GenieDB http://www.geniedb.com is an interesting possibility for these kinds of migrations. It allows you to use NoSQL type stores with a MySQL interface, using SQL and even doing JOINs between MySQL and NoSQL tables. The idea is you can gradually adjust your application over time without a sudden transition where you have to rewrite all your database code.
We've got a few TB in couchdb-lounge (we also wrote couchdb-lounge) so we think it works. Big pluses ... it's got a RESTful API which means that we don't need a special library to access it in any language ... if you can speak http you can talk to couch.
This is especially important for us because there are lots of places where we like to talk to our databases asynchronously. It's a lot easier to find an async HTTP API than it is to find a random db API.
> to influence the organization of records on disk so that the most common queries will require very few seeks
might be revealing my lack of knowledge here but what tools/apis etc does one use when they want to work at this level? It seems like a good thing to do but I'd have no idea how to go about it. Enlightenment appreciated.
I know it's not NoSQL but wouldn't this be a very good candidate for RethinkDB? A few TBs of SSD is not that expensive for a major site. It also supports live schema changes and is a drop-in replacement for MySQL.
As luck would have it, I'm an advisor for RethinkDB. They're doing great work, but also aren't quite ready for prime time either.

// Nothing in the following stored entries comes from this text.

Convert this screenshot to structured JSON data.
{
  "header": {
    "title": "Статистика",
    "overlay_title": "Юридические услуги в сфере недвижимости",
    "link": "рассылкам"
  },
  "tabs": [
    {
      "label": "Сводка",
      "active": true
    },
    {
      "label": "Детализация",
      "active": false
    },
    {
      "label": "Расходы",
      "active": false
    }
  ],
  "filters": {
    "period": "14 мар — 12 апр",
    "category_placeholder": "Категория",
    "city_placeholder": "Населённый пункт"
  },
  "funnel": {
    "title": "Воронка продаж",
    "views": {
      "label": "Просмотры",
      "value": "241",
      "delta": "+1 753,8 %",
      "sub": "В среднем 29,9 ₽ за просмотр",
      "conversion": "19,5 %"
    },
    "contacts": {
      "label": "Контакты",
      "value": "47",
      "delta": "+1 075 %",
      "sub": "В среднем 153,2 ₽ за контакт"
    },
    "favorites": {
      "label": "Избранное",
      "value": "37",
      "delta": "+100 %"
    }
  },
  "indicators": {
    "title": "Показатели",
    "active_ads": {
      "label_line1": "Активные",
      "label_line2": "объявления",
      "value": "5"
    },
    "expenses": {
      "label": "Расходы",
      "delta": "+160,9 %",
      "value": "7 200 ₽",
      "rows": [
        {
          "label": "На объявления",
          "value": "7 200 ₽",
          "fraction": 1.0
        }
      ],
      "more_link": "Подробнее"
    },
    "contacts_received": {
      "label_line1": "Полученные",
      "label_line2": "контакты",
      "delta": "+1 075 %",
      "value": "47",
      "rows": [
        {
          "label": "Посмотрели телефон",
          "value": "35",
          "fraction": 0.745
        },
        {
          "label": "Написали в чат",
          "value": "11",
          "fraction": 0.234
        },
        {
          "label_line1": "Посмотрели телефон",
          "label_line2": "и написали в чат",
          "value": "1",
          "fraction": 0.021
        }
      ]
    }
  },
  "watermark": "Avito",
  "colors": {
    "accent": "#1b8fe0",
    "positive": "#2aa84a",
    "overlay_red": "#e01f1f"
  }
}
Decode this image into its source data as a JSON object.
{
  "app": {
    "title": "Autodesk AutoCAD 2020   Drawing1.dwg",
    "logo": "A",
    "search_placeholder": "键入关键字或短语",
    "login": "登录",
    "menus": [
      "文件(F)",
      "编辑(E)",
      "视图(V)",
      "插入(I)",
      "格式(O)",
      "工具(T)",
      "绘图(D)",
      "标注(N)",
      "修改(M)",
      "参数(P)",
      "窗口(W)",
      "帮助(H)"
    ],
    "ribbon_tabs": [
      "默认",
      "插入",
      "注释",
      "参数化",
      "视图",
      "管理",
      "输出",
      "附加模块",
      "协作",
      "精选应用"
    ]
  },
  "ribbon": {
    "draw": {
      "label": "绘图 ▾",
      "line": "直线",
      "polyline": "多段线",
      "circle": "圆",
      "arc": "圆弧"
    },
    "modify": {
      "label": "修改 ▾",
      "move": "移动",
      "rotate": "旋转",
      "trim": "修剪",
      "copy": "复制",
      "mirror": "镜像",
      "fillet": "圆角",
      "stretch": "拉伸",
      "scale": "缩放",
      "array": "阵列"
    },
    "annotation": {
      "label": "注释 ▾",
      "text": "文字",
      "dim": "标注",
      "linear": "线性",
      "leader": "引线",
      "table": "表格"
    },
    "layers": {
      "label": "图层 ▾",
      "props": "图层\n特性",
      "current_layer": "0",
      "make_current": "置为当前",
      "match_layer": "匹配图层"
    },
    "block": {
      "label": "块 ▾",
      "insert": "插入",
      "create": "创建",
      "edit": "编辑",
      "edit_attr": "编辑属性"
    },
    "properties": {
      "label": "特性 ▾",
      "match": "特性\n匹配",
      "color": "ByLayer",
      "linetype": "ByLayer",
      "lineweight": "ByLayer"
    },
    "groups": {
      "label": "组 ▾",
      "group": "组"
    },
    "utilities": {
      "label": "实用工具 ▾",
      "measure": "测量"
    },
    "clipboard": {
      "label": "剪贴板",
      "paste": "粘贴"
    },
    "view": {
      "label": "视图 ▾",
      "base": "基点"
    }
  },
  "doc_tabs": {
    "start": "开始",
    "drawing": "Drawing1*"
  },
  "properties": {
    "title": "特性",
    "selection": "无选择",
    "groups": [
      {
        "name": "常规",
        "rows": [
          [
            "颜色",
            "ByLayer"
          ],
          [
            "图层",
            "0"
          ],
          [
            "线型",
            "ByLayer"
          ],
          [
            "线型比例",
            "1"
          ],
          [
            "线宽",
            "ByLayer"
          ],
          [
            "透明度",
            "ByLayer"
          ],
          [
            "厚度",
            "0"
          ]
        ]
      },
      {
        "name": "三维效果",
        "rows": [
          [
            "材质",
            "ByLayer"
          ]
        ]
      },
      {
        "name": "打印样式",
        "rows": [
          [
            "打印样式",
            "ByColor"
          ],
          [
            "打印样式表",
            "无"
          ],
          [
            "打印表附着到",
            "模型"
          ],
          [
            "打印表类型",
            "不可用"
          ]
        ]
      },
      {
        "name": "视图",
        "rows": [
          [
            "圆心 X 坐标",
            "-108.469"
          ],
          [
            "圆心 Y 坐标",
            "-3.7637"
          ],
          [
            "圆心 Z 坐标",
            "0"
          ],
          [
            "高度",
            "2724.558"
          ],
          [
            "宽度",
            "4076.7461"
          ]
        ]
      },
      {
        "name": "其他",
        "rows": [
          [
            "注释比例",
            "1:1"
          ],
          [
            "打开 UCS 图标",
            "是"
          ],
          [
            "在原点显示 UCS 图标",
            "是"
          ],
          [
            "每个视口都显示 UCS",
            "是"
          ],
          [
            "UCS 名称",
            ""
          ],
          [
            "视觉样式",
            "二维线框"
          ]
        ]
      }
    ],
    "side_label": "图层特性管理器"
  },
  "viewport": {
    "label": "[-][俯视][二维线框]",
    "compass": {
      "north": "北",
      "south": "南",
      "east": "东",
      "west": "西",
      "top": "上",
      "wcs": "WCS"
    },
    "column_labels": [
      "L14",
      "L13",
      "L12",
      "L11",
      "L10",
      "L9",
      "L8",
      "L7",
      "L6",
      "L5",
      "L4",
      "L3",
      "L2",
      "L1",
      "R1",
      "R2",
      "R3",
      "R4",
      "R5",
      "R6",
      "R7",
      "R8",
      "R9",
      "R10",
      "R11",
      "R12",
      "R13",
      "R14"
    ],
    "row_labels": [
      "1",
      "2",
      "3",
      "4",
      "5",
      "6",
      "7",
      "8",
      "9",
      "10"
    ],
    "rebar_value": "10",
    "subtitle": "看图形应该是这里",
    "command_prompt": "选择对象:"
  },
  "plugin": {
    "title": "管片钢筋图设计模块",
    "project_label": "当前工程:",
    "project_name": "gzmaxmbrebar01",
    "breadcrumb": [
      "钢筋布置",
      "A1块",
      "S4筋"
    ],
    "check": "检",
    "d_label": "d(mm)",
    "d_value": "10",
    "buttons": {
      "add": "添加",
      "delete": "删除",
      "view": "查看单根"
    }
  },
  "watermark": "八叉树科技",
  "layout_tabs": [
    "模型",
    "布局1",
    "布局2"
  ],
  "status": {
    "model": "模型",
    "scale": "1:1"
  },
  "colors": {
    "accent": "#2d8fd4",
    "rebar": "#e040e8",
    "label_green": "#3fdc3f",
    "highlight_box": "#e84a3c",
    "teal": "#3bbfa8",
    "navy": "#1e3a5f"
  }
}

I'm very optimistic for their technology in an OLTP system, but this is not like an OLTP system at all.
Redis is great for some things but is definitely not the right tool here. It's built mainly for serving up small chunks of info (or functionality) very quickly. And it kicks ass at that.
This is a system that probably sees even more writes than reads, and they're batched up mostly at night anyway. The longer term management of that infrastructure is a big part of the pain.
Yes and no. Fusion-io removes the io bottleneck but ALTER TABLE is still single threaded. So you're looking at a CPU bottleneck where only 1 core can be used.
We just did a lot of ALTER TABLE work on one of our clusters WITH fusion-io drives (2 in a RAID-0) for a 360GB table and it still took ~8 hours to finish.
I just had another thought in case you check back on this thread someday.
Do you know if FusionIO drives internally run as Raid5? Not your external Raid0, but since flash chips are so relatively small in capacity right now, they must using an array internally, maybe Raid5?
If so, Raid5 has a severe performance penalty when very small amount of data are being written (smaller than a single stripe) because it has to then go update the parity across the volume on every write and that defeats any caching.
We already know ALTER itself is slow but I wonder if your storage is working against you in this case because ALTER does a single write for every row in the column when rebuilding the table...?
So what was the CPU on that bottleneck, out of curiosity?
If single core is the problem, throw a massive clock rate at it?
The i5-680 is out this month and is 3.6ghz native ("turbo" near 4ghz) should do 5ghz with good air cooling (it's 32nm) and then you could use ECC memory to be certain in a mission-critical environment?
So it was a pretty high-end Nehalem proc already. And, yeah, we do have ECC RAM in the box, of course. Plus InnoDB does page-level checksumming to guard against corruption too.
But still, it was ~8 hours or so. Using all 8 cores on the box would have brought it down to ~1 hour if it could have been perfectly parallelized (and much of it could have been, I bet).
Ah okay, so even with the fastest clocks available today, the best you could hope for is cutting the 8 hours to 4, or one month to two weeks.
As far as the parallel cores it sounds like you already have thought about possible "end runs" around MySQL's "transaction safe" ALTER (which is probably why it's single threaded). InnoDB supposedly has a few performance improvements for ALTER over MyISAM so you are already taking advantage of that.
That's not what soundsop was saying - he was just pointing out the obivous error in the suggestion to overclock the CPU, and then use ECC to be safe. The ECC, though a good idea by itself, will not help with any errors introduced by the overclock.